Tuesday, 25 January 2011
If you have found this post by searching for “curtilage” on the internet, you may like to know that there has been a total of 7 posts on this topic in this blog – on 25 January 2011, 27 May 2011, 12 August 2011, 18 August 2011, 6 December 2011, 19 December 2011 and 2 January 2012. If you wish to display them all on the page together, just put “curtilage” into the search box at the top left-hand corner of this page (but NOT in the ‘Google’ or ‘Jeeves’ box above that).
In two separate cases recently, involving different authorities, I have had to deal with misunderstandings on the part of planning officers regarding the concept of a building’s ‘curtilage’. There seems to be a rather widespread ignorance of planning law in this regard.
The lawful use of a property (whatever it is) extends to the whole of the ‘planning unit’ (i.e. the unit of occupation, unless or until any part of it can be identified as being physically and functionally separate from the whole). With this one exception, the planning unit in the case of a single private dwellinghouse is undoubtedly the whole of the land occupied with the house, and the lawful use of the whole of that planning unit falls within Use Class C3 in the Use Classes Order (namely use as a single private dwellinghouse).
Where planning officers seem to get confused is in relation to the concept of the domestic ‘curtilage’. The first point which it is important to grasp is that the ‘curtilage’ (or the ‘residential curtilage’) of a property does not represent a use of land for planning purposes. You cannot change the use of land to use ‘as residential curtilage’. If land not forming part of the original planning unit is incorporated within that planning unit (for example, a house and the land enjoyed with it for domestic purposes), in other words if its use is changed from (say) agricultural use to domestic use, then that represents a material change of use of that land, but it makes no difference whether the area of land in question was incorporated in what can be described as the ‘residential curtilage’ of the house; what matters is whether it has been incorporated in the planning unit so as to change its use to domestic use.
The second point to bear in mind (as you may appreciate from what I have already written above) is that the ‘domestic curtilage’ of a house is not necessarily co-extensive with the planning unit. This particularly applies to large houses in the countryside, where the ‘curtilage’ may extend only to the cultivated garden, plus the forecourt immediately in front of the house, etc. However, other land within the planning unit which is not so directly related to the house may in fact fall outside the domestic curtilage. As I have pointed out above, this makes no difference in terms of the lawful use of the land. The only significance of the definition of the curtilage for planning purposes is that certain permitted development rights for operational development (outbuildings, extensions and certain other structures) apply within the curtilage of a single private dwellinghouse, but not to any land within the same planning unit which falls outside the curtilage.
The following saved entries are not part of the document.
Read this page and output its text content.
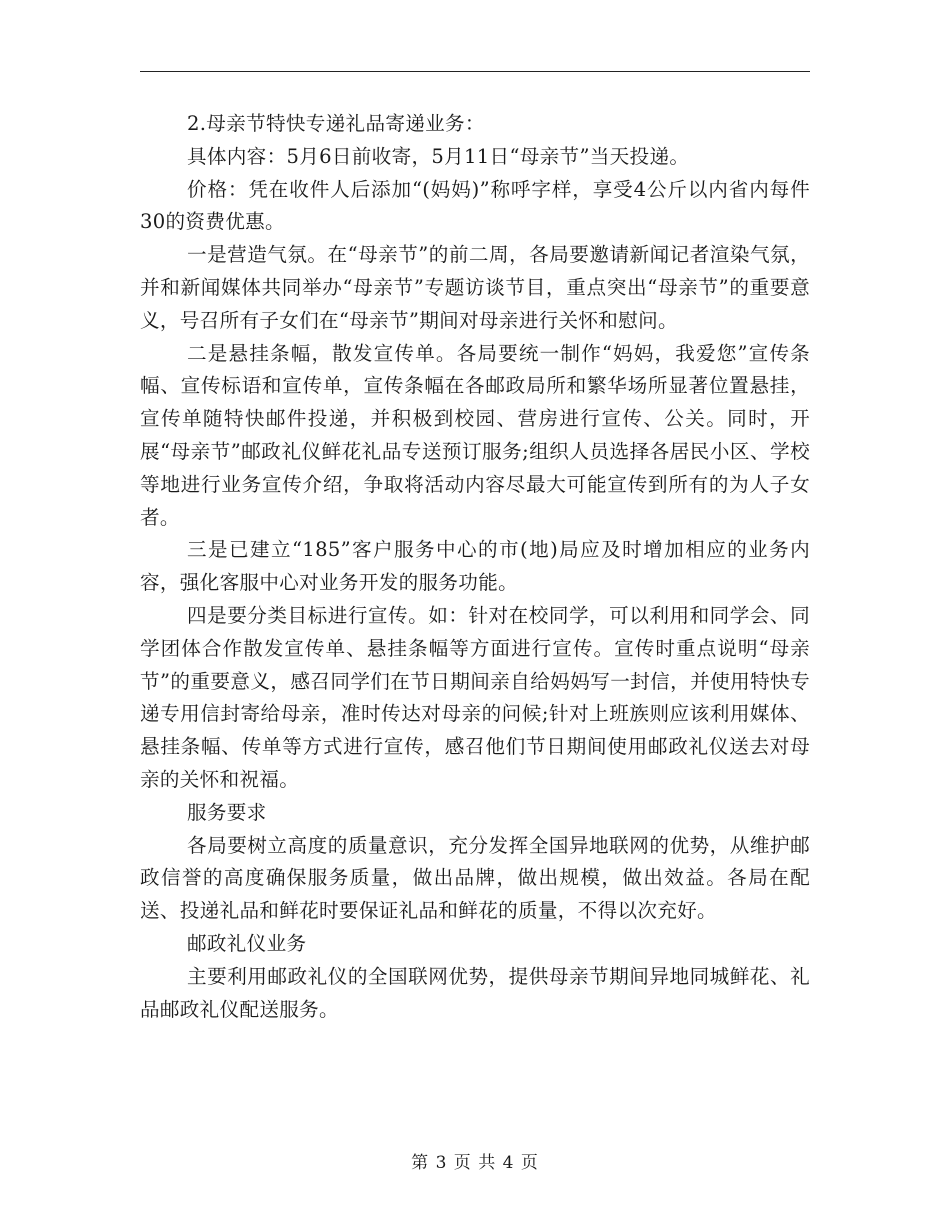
2.母亲节特快专递礼品寄递业务：

具体内容：5月6日前收寄，5月11日“母亲节”当天投递。

价格：凭在收件人后添加“(妈妈)”称呼字样，享受4公斤以内省内每件30的资费优惠。

一是营造气氛。在“母亲节”的前二周，各局要邀请新闻记者渲染气氛，并和新闻媒体共同举办“母亲节”专题访谈节目，重点突出“母亲节”的重要意义，号召所有子女们在“母亲节”期间对母亲进行关怀和慰问。

二是悬挂条幅，散发宣传单。各局要统一制作“妈妈，我爱您”宣传条幅、宣传标语和宣传单，宣传条幅在各邮政局所和繁华场所显著位置悬挂，宣传单随特快邮件投递，并积极到校园、营房进行宣传、公关。同时，开展“母亲节”邮政礼仪鲜花礼品专送预订服务;组织人员选择各居民小区、学校等地进行业务宣传介绍，争取将活动内容尽最大可能宣传到所有的为人子女者。

三是已建立“185”客户服务中心的市(地)局应及时增加相应的业务内容，强化客服中心对业务开发的服务功能。

四是要分类目标进行宣传。如：针对在校同学，可以利用和同学会、同学团体合作散发宣传单、悬挂条幅等方面进行宣传。宣传时重点说明“母亲节”的重要意义，感召同学们在节日期间亲自给妈妈写一封信，并使用特快专递专用信封寄给母亲，准时传达对母亲的问候;针对上班族则应该利用媒体、悬挂条幅、传单等方式进行宣传，感召他们节日期间使用邮政礼仪送去对母亲的关怀和祝福。

服务要求

各局要树立高度的质量意识，充分发挥全国异地联网的优势，从维护邮政信誉的高度确保服务质量，做出品牌，做出规模，做出效益。各局在配送、投递礼品和鲜花时要保证礼品和鲜花的质量，不得以次充好。

邮政礼仪业务

主要利用邮政礼仪的全国联网优势，提供母亲节期间异地同城鲜花、礼品邮政礼仪配送服务。

第 3 页 共 4 页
Planning officers sometimes seem to get hung up with the definition of the ‘curtilage’ when considering questions of lawful use (as distinct from permitted development rights, which are an entirely separate issue), but I really must stress that this is of no relevance in relation to the lawful use of any part of the property. In the vast majority of cases, the whole of a domestic property will constitute a single planning unit, so that the lawful use of the whole of the property will be use as a single private dwellinghouse within Use Class C3 of the Use Classes Order, and this necessarily includes the whole of the land enjoyed with it for domestic purposes, whether it falls inside or outside the slightly narrower definition of ‘residential curtilage’.